Although EPA has taken steps to improve its oversight of facilities'' compliance with the Clean Air Act, it needs to enhance its oversight of states'' processes for reviewing large facilities'' emissions, according to a General Accounting Office (GAO) report.
GAO completed the report at the request of Rep. Henry Waxman, D-Calif., ranking minority member of the Committee on Government Reform.
Waxman asked for information on the steps EPA and state regulators take to verify large sources in order to comply with their title V or state permit; the steps regulators take to verify the accuracy of emissions reports submitted by large industrial sources and the extent of errors found; and the steps EPA is taking to improve oversight of these processes.
The report says that federal and state regulators performed about 17,800 routine inspections in fiscal years 1998 and 1999 and found that about 88 to 89 percent of the facilities complied with their permit.

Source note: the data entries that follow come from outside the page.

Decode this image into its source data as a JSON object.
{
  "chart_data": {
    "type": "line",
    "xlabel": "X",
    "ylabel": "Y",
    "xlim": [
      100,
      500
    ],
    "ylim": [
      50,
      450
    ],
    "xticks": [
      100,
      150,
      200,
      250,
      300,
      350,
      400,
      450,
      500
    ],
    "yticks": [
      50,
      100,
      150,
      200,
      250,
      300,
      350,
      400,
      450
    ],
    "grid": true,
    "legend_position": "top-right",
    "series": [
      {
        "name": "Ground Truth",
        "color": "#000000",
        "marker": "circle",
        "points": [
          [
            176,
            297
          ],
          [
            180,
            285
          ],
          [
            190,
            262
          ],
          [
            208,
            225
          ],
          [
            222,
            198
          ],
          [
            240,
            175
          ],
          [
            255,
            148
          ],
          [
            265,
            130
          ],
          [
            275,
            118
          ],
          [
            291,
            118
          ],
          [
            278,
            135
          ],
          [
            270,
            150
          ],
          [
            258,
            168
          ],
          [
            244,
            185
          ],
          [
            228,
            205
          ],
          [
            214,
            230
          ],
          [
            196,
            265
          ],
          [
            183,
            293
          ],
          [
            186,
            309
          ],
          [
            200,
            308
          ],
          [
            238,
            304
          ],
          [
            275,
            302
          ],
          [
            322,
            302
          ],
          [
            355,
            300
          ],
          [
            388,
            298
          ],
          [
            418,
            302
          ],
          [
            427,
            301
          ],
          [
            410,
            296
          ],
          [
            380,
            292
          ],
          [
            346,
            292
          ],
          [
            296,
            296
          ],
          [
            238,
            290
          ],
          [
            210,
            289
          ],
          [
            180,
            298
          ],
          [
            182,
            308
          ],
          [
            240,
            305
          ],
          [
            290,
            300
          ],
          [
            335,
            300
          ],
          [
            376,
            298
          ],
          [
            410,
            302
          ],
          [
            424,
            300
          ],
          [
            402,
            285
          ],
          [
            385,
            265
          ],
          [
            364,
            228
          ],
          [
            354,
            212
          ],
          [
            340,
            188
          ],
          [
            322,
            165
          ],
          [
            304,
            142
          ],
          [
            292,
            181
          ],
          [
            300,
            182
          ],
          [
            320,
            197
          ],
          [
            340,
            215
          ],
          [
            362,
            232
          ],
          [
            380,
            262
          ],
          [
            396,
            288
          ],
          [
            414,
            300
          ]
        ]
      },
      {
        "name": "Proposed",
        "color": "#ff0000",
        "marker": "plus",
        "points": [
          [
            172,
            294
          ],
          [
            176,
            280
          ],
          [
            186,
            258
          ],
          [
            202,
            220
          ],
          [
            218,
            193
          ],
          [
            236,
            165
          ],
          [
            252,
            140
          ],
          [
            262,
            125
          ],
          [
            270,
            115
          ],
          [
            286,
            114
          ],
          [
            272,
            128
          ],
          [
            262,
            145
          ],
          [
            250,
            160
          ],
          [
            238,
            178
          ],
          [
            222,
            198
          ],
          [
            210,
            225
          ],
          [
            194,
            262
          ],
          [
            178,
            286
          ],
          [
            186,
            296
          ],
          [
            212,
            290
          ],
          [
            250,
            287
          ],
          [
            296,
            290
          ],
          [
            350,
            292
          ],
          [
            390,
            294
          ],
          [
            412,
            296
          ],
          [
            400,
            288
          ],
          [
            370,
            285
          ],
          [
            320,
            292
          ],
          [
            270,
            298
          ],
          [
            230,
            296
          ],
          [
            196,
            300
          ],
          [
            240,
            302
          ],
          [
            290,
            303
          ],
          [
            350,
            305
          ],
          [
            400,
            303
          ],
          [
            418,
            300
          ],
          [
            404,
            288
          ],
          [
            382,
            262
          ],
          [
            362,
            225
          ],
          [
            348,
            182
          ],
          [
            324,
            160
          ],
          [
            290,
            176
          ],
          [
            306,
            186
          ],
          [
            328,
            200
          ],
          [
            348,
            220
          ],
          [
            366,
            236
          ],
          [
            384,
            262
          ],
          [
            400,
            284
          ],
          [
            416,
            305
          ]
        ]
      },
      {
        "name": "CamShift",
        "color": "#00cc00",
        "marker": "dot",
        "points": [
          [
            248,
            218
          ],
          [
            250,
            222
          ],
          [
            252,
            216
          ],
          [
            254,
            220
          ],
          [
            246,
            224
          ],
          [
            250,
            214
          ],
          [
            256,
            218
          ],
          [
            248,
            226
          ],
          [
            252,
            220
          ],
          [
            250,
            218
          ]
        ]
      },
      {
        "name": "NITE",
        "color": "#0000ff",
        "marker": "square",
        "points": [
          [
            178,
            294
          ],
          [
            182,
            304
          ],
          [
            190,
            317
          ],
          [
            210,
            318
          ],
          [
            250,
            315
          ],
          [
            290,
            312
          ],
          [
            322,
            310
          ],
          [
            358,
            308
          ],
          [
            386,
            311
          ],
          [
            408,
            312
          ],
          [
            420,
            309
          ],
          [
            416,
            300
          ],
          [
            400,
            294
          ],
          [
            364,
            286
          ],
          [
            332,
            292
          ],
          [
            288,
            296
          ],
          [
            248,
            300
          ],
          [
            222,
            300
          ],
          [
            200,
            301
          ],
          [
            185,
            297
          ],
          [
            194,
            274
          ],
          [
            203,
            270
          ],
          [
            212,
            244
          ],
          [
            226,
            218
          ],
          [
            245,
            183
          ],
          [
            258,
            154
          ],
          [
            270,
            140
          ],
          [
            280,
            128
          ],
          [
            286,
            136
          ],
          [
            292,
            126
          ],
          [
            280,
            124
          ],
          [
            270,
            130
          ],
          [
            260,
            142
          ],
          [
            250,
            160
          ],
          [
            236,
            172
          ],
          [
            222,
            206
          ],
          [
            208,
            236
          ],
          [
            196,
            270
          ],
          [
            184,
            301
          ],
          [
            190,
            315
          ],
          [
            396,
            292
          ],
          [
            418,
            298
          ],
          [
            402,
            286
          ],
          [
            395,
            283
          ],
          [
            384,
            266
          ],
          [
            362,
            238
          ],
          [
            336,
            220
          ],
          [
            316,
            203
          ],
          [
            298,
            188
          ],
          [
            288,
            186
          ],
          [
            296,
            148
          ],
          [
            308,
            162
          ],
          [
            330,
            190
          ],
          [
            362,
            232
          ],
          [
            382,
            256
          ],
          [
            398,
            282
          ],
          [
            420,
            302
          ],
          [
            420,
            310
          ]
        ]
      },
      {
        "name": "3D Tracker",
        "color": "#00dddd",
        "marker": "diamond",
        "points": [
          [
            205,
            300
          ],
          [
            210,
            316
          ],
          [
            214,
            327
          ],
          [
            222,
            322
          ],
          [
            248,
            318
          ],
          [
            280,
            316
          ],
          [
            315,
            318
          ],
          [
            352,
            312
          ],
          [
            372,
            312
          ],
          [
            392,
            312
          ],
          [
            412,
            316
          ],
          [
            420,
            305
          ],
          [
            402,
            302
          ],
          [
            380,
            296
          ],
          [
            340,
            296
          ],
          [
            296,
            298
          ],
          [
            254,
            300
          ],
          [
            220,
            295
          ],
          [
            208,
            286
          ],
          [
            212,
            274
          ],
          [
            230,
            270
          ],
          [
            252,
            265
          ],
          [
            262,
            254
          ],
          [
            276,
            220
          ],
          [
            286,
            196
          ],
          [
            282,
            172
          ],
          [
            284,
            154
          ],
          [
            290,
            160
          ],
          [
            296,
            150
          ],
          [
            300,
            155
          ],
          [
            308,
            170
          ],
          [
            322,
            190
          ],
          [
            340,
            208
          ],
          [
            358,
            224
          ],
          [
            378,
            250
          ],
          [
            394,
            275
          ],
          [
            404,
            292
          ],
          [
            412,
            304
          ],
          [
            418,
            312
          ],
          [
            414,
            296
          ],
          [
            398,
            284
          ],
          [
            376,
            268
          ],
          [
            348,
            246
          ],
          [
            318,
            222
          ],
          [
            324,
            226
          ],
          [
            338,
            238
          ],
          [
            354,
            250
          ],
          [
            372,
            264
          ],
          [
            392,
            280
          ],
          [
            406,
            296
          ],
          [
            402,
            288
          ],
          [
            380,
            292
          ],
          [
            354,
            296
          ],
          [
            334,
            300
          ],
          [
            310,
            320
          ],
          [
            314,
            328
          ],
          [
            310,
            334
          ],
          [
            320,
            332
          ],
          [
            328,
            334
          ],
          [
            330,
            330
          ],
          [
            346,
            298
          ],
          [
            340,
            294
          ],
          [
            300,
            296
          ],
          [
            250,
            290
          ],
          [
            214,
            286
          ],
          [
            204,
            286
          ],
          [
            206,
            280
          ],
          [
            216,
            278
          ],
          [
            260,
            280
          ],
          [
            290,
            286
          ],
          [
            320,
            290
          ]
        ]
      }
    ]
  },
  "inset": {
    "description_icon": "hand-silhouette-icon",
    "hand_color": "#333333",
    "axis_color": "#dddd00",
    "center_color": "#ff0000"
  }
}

However, according to an EPA air enforcement official, routine inspections do not necessarily identify instances in which the facilities have made physical or operating changes that could increase emissions and require revising their permits.
GAO noted that recognizing this shortcoming, EPA has undertaken intensive investigations targeted at selected facilities in four industries: electric utilities, petroleum refining, pulp and paper mills and wood products.
These investigations found widespread noncompliance with certain air pollution control requirements.
For example, EPA found that 76 percent of wood products facilities that it investigated had made operation changes without revising their permits.
Despite the fact that EPA has taken steps to improve its oversight of facilities'' compliance with the Clean Air Act, GAO concluded that the agency needs to enhance its oversight of the states'' processes for reviewing large facilities'' emissions reports.
"EPA performs limited oversight of states'' efforts to verify large facilities'' emissions reports," stated GAO''s report. "We are recommending that the EPA administrator evaluate states'' programs to determine whether they have adequate mechanisms in place for verifying the accuracy of emissions reports. If the results of these reviews identify inadequacies, the administrator should work with the states to improve their processes."